Begitulah gambaran dari diadakannya Festival Hantu Kelaparan di China. Festival ini diadakan pada tanggal 15 bulan 7 dalam kalender Tionghoa yang juga dikenal sebagai Bulan Hantu.
Konon, dalam bulan itu ada kepercayaan bahwa dalam kurun waktu satu bulan ini, pintu alam baka sedang terbuka. Hantu-hantu yang ada di dalamnya turun ke bumi dan bergabung dengan alam manusia.
Agar terhindar dari ulah jahat dan gangguan dari hantu-hantu itu, maka manusia pun berusaha untuk membujuknya atau merayunya dengan memberinya aneka sesajian berupa dupa serta makanan dan minuman yang lezat. Aneka ornamen yang berwarna-warni juga dipasang di berbagai tempat sehingga suasananya menjadi tampak meriah.
Ada pula pendapat yang mengatakan tradisi ini untuk pemujaan leluhur dan kewajiban untuk berbakti kepada orang tua ataupun kakek nenek semasa hidup maupun setelah mereka meninggal.
Pada puncaknya adalah dibuatnya ornamen-ornamen yang berukuran cukup besar dengan wujudnya berupa sosok hantu. Ornamen itu terbuat dari bambu, kertas dan kain beraneka warna dengan berbagai ornamennya. Di beberapa tempat lainnya juga ada yang menyalakan lampion dan perahu kertas di air.
Setelah semuanya siap dan rangkaian prosesi dilakukan, hantu-hantu itupun dibakar bersama dengan ribuan lembaran kertas doa dan uang kertas.
Tradisi ini pada awalnya dilakukan oleh para petani sebgagai penghormatan kepada leluhur dan dewa-dewa . Tujuannya agar panen yang biasanya jatuh di musim gugur bisa mendapatkan hasil yang berlimpah.
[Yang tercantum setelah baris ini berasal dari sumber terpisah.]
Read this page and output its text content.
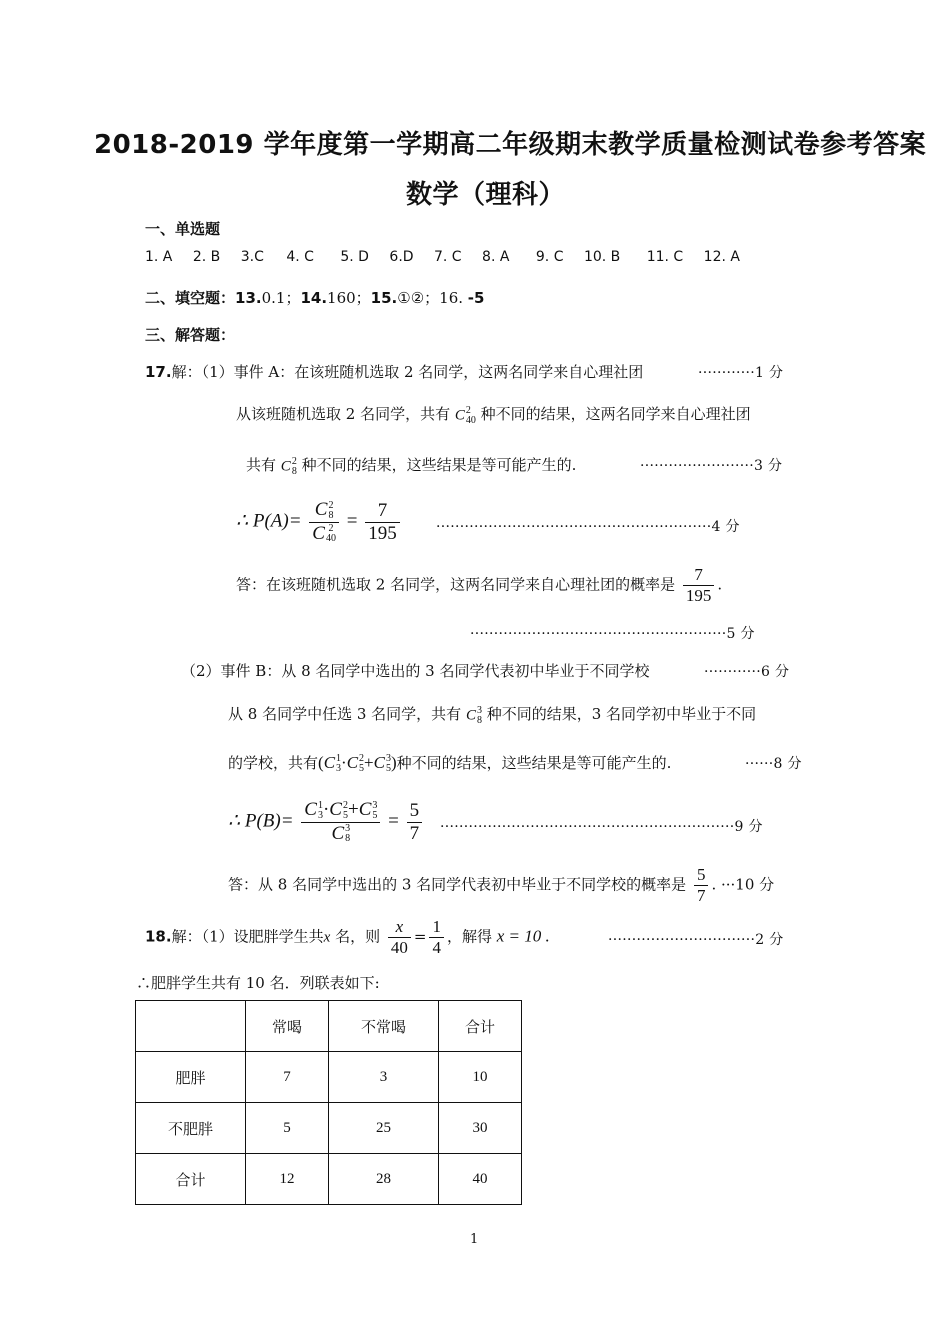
2018-2019 学年度第一学期高二年级期末教学质量检测试卷参考答案
数学（理科）
一、单选题
1. A 2. B 3.C 4. C 5. D 6.D 7. C 8. A 9. C 10. B 11. C 12. A
二、填空题：13.0.1；14.160；15.①②；16. -5
三、解答题：
17.解：（1）事件 A：在该班随机选取 2 名同学，这两名同学来自心理社团	············1 分
从该班随机选取 2 名同学，共有 C 2
40 种不同的结果，这两名同学来自心理社团
共有 C 2
8 种不同的结果，这些结果是等可能产生的.	························3 分
∴ P(A)= C 2
8
C 2
$40 = \frac{7}{195}$	··························································4 分
答：在该班随机选取 2 名同学，这两名同学来自心理社团的概率是 $\frac{7}{195}$ .
······················································5 分
（2）事件 B：从 8 名同学中选出的 3 名同学代表初中毕业于不同学校	············6 分
从 8 名同学中任选 3 名同学，共有 C 3
8 种不同的结果，3 名同学初中毕业于不同
的学校，共有(C 1
3 ·C 2
5 +C 3
5 )种不同的结果，这些结果是等可能产生的.	······8 分
∴ P(B)= C 1
3 ·C 2
5 +C 3
5
C 3
$8 = \frac{5}{7} \cdot\cdot\cdot\cdot\cdot\cdot\cdot\cdot\cdot\cdot\cdot\cdot\cdot\cdot\cdot\cdot\cdot\cdot\cdot\cdot\cdot\cdot\cdot\cdot\cdot\cdot\cdot\cdot\cdot\cdot\cdot\cdot\cdot\cdot\cdot\cdot\cdot\cdot\cdot\cdot\cdot\cdot\cdot\cdot\cdot\cdot\cdot\cdot\cdot\cdot\cdot\cdot\cdot\cdot\cdot\cdot\cdot\cdot\cdot\cdot\cdot\cdot 9$ 分
答：从 8 名同学中选出的 3 名同学代表初中毕业于不同学校的概率是 $\frac{5}{7}$ . ···10 分
18.解：（1）设肥胖学生共x 名，则 $\frac{x}{40} = \frac{1}{4}$ ，解得 x = 10 .	·······························2 分
∴肥胖学生共有 10 名．列联表如下:
	常喝	不常喝	合计
肥胖	7	3	10
不肥胖	5	25	30
合计	12	28	40
1
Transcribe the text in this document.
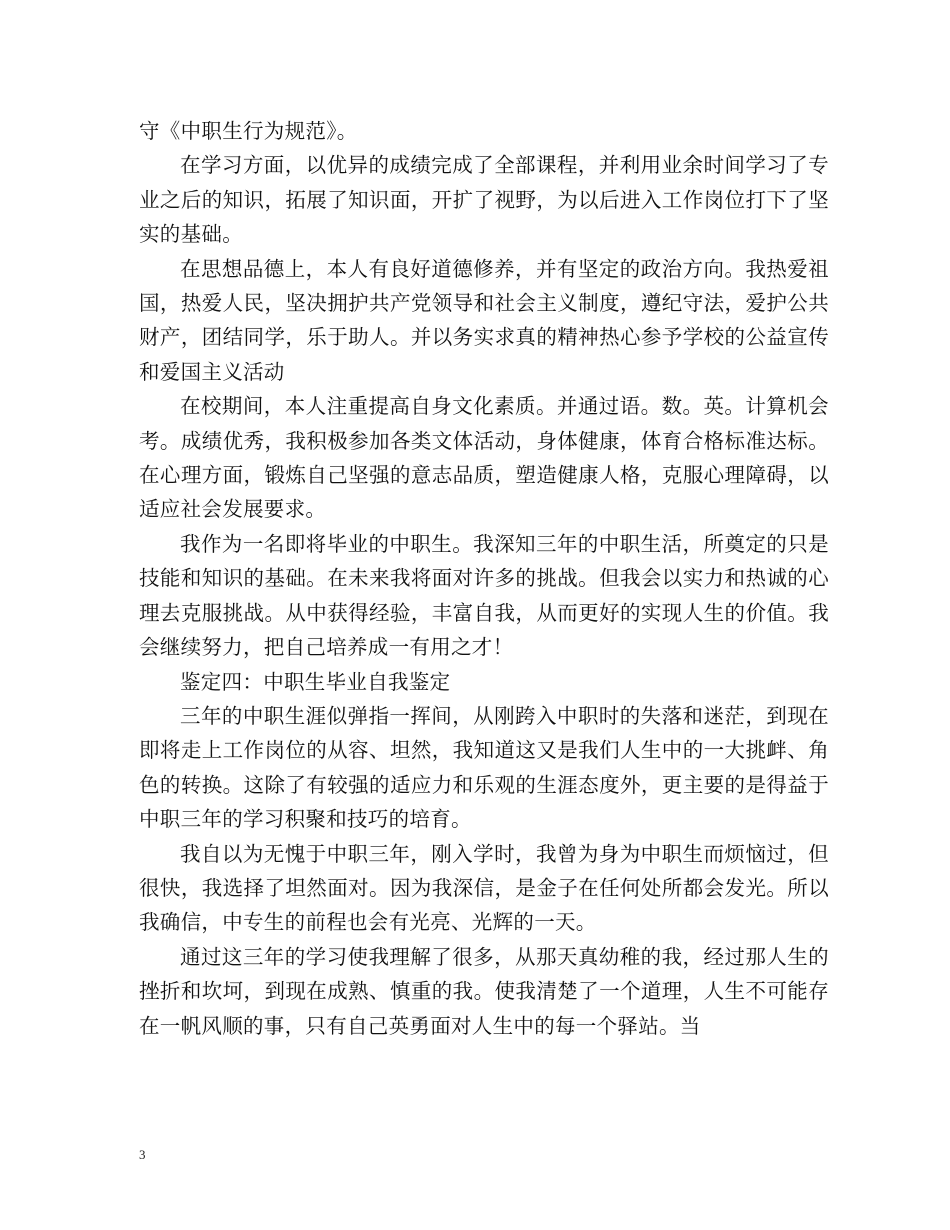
守《中职生行为规范》。

在学习方面，以优异的成绩完成了全部课程，并利用业余时间学习了专业之后的知识，拓展了知识面，开扩了视野，为以后进入工作岗位打下了坚实的基础。

在思想品德上，本人有良好道德修养，并有坚定的政治方向。我热爱祖国，热爱人民，坚决拥护共产党领导和社会主义制度，遵纪守法，爱护公共财产，团结同学，乐于助人。并以务实求真的精神热心参予学校的公益宣传和爱国主义活动

在校期间，本人注重提高自身文化素质。并通过语。数。英。计算机会考。成绩优秀，我积极参加各类文体活动，身体健康，体育合格标准达标。在心理方面，锻炼自己坚强的意志品质，塑造健康人格，克服心理障碍，以适应社会发展要求。

我作为一名即将毕业的中职生。我深知三年的中职生活，所奠定的只是技能和知识的基础。在未来我将面对许多的挑战。但我会以实力和热诚的心理去克服挑战。从中获得经验，丰富自我，从而更好的实现人生的价值。我会继续努力，把自己培养成一有用之才！

鉴定四：中职生毕业自我鉴定

三年的中职生涯似弹指一挥间，从刚跨入中职时的失落和迷茫，到现在即将走上工作岗位的从容、坦然，我知道这又是我们人生中的一大挑衅、角色的转换。这除了有较强的适应力和乐观的生涯态度外，更主要的是得益于中职三年的学习积聚和技巧的培育。

我自以为无愧于中职三年，刚入学时，我曾为身为中职生而烦恼过，但很快，我选择了坦然面对。因为我深信，是金子在任何处所都会发光。所以我确信，中专生的前程也会有光亮、光辉的一天。

通过这三年的学习使我理解了很多，从那天真幼稚的我，经过那人生的挫折和坎坷，到现在成熟、慎重的我。使我清楚了一个道理，人生不可能存在一帆风顺的事，只有自己英勇面对人生中的每一个驿站。当

3
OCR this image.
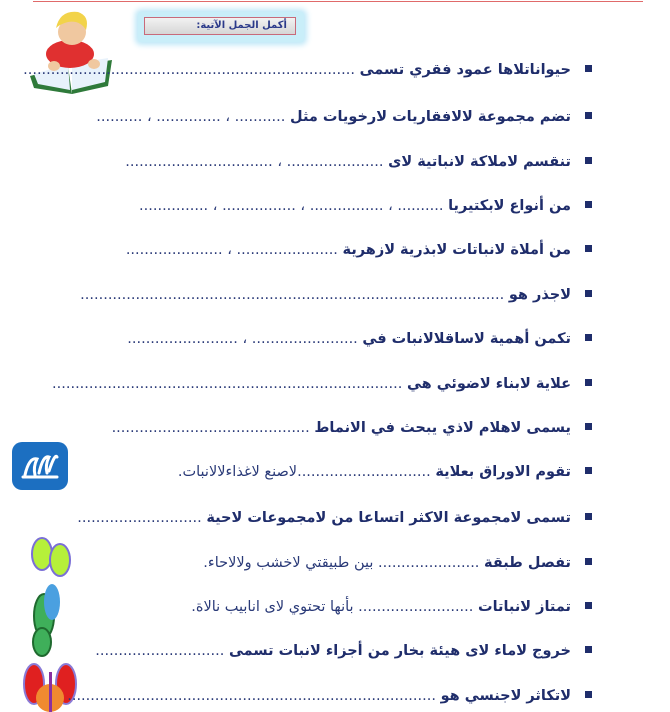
أكمل الجمل الآتية:
حيواناتلاها عمود فقري تسمى ........................................................................
تضم مجموعة لالافقاريات لارخويات مثل ........... ، .............. ، ..........
تنقسم لاملاكة لانباتية لاى ..................... ، ................................
من أنواع لابكتيريا .......... ، ................ ، ................ ، ...............
من أملاة لانباتات لابذرية لازهرية ...................... ، .....................
لاجذر هو ............................................................................................
تكمن أهمية لاساقلالانبات في ....................... ، ........................
علاية لابناء لاضوئي هي ............................................................................
يسمى لاهلام لاذي يبحث في الانماط ...........................................
تقوم الاوراق بعلاية .............................لاصنع لاغذاءلالانبات.
تسمى لامجموعة الاكثر اتساعا من لامجموعات لاحية ...........................
تفصل طبقة ...................... بين طبيقتي لاخشب ولالاحاء.
تمتاز لانباتات ......................... بأنها تحتوي لاى انابيب نالاة.
خروج لاماء لاى هيئة بخار من أجزاء لانبات تسمى ............................
لاتكاثر لاجنسي هو ................................................................................
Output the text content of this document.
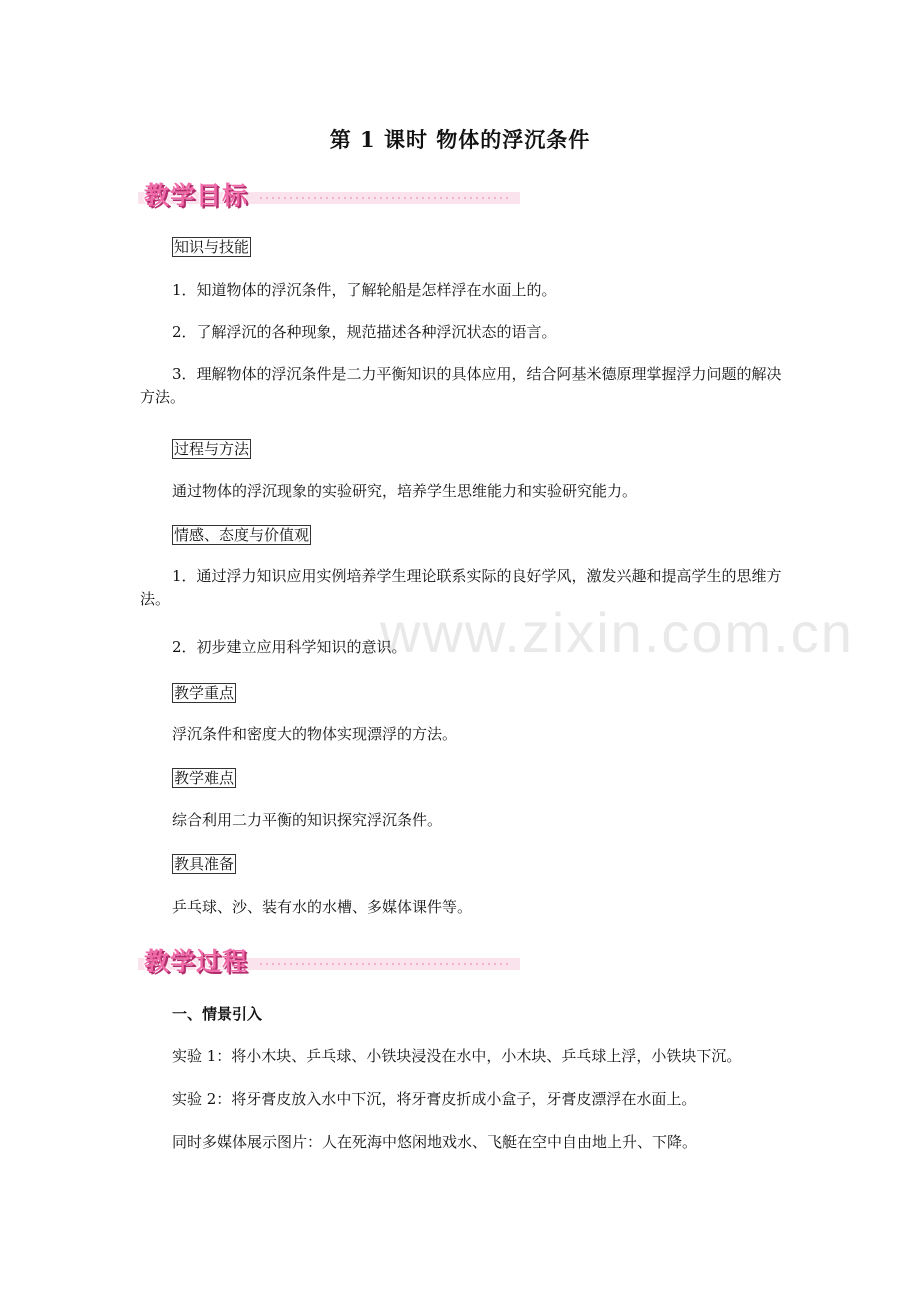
www.zixin.com.cn
第 1 课时 物体的浮沉条件
教学目标
知识与技能
1．知道物体的浮沉条件，了解轮船是怎样浮在水面上的。
2．了解浮沉的各种现象，规范描述各种浮沉状态的语言。
3．理解物体的浮沉条件是二力平衡知识的具体应用，结合阿基米德原理掌握浮力问题的解决方法。
过程与方法
通过物体的浮沉现象的实验研究，培养学生思维能力和实验研究能力。
情感、态度与价值观
1．通过浮力知识应用实例培养学生理论联系实际的良好学风，激发兴趣和提高学生的思维方法。
2．初步建立应用科学知识的意识。
教学重点
浮沉条件和密度大的物体实现漂浮的方法。
教学难点
综合利用二力平衡的知识探究浮沉条件。
教具准备
乒乓球、沙、装有水的水槽、多媒体课件等。
教学过程
一、情景引入
实验 1：将小木块、乒乓球、小铁块浸没在水中，小木块、乒乓球上浮，小铁块下沉。
实验 2：将牙膏皮放入水中下沉，将牙膏皮折成小盒子，牙膏皮漂浮在水面上。
同时多媒体展示图片：人在死海中悠闲地戏水、飞艇在空中自由地上升、下降。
Tetapi dengan adanya pengaruh Buddhisme, hal itu kemudian memunculkan kepercayaan mengenai hantu-hantu yang kelaparan (makhluk Preta) dan perlu diberi jamuan saat kehadiran mereka di dunia.
Seiring dengan perkembangan masa, Festival Hantu Kelaparan ini tidak hanya diadakan di China saja. Tetapi juga di negara lainnya yang terdapat etnis Tionghoa.Sepintas tradisi ini mirip dengan tradisi Ogoh-ogoh di Bali, tetapi tentu saja nuansa etnik dan budayanya berbeda jauh tetapi tetap menarik dan eksotis.